Friday, 12 April 2013


So, at last, to Balotra.

There are so many huge silk printing factories on the outside of town.   The River Luni and it's surroundings  are stained with discharged chemicals.     Many of the traditional block printers, or Chippas, now work in these factories.   

Our "man who knew"  directed us through the winding alleys of the old town

a little distraction - the woven base of a charpoy (Indian bed) propped up against a wall.   
I really do need one of these!!!

Around the corner the block printers busily working

making new printing blocks called buntas or buntis    they are generally made of 
seasoned sisam wood     the blocks are carved by hand and an intricate one
can take up to five days to complete    the blocks last for 1000-1500 metres  
that's a lot of printing

printing with indigo mixed with dabu (mud) paste as a resist

design printed with dabu resist   the print is dusted with fine sawdust
to prevent the design from smudging as the next section is printed,
and seals the printed portion from the subsequent dyeing process

and this is the printer in my book, how amazing   he had never seen
the picture before and was quite overcome  I will send a copy to him

And, finally, the rigorous beating and washing process

cloth laid out in the sun to dry

kuttar print

the distinctive Balotra prints we were searching for

the family have been printing the cotton cloth for over 150 years
the workshops are lined with shelves full of printing blocks

So exciting  must return for a longer visit in November


Radka said...

I am so enjoying your trip!

ThatFuzzyFeeling said...

How wonderful!

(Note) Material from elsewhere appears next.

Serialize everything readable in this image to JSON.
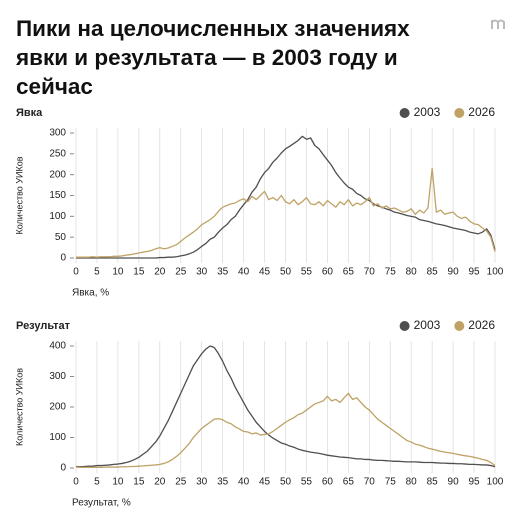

I think I have the same book, purchased at the Anokhi museum a few years ago - it has small swatches of fabric that look very similar to those in your photos. I would love to pay a similar visit sometime...your photos and descriptions will do for now, though! Liz

Tart said...

Me too, I bought the book at the Art Book Centre in Ahmedabad in February! I love Ajrakh and was interested to see the contrasting work done in Balotra. So glad I found your blog and can 'travel' with you.